Date: Dec 8, 2012 11:07 PM
Author: neuronet
Subject: How to fix ROC curve with point below diagonal?

I am building receiver operating characteristic (ROC) curves to evaluate classifiers using the area under the curve (AUC) (more details on that at end if you are interested). Unfortunately, points on the curve often go below the diagonal. For example, I end up with graphs that look like the one linked here (ROC curve in blue, identity line in grey):

http://i.stack.imgur.com/F4ZbX.gif

The the third point (0.3, 0.2) goes below the diagonal. To calculate AUC I want to fix such recalcitrant points. The standard way to do this, for point (fp, tp) on the curve, is to replace it with a point (1-fp, 1-tp), which is equivalent to swapping the predictions of the classifier.

For instance, in our example, our troublesome point A (0.3, 0.2) becomes point B (0.7, 0.8), which I have indicated in red:

http://i.imgur.com/s1IVT.gif

This is about as far as my books go in treating this issue. However, the problem is that if you now incorporate point B into a new ROC with point A removed, you end up with a nonmonotonic ROC curve as follows (red is the new ROC curve, and dotted blue line is the old one):

http://i.imgur.com/34OL4.gif

And here I am stuck. How can I fix this ROC curve?

Do I need to re-run my classifier with the data or classes somehow transformed to take into account this weird behavior? I have looked over reference [1] (below) but frankly it seems to be addressing a larger problem than this.

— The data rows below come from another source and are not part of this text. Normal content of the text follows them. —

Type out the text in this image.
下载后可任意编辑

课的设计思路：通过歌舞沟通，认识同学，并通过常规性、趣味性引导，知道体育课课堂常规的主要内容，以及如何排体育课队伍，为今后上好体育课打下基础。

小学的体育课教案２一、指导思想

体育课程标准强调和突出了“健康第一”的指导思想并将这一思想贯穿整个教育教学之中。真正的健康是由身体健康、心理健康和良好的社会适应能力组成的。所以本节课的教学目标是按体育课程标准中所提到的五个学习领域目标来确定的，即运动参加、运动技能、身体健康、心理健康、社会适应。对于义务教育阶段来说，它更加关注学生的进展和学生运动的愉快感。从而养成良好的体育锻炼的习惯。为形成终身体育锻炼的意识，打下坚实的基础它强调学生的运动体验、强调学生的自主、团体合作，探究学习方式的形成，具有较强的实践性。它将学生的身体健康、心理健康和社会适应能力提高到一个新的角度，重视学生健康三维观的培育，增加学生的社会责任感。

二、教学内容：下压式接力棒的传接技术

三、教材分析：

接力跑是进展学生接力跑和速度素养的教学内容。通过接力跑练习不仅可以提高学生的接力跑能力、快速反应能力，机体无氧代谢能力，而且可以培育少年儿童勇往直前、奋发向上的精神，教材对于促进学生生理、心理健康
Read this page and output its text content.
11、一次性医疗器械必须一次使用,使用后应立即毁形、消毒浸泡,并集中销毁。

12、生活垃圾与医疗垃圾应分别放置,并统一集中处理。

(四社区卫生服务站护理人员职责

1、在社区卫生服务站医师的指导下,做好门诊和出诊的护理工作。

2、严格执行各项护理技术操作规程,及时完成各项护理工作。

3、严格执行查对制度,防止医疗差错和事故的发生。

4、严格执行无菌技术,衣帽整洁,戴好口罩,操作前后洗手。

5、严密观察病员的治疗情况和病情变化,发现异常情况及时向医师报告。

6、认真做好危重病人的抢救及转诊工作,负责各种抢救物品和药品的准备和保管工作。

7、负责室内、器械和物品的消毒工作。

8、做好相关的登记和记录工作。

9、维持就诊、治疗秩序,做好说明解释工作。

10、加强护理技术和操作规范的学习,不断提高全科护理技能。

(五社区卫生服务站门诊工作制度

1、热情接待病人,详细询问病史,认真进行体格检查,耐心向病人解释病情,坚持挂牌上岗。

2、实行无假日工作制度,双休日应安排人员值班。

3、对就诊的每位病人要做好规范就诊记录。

In terms of some details: I still have all the original threshold values, fp values, and tp values (and the output of the original classifier for each data point, an output which is just a scalar from 0 to 1 that is a probability estimate of class membership). I am doing this in Matlab starting with the perfcurve function.

------------------
[1] Flach and Wu (2005) Repairing concavities in ROC curves. Proceedings of the 19th international joint conference on Artificial intelligence.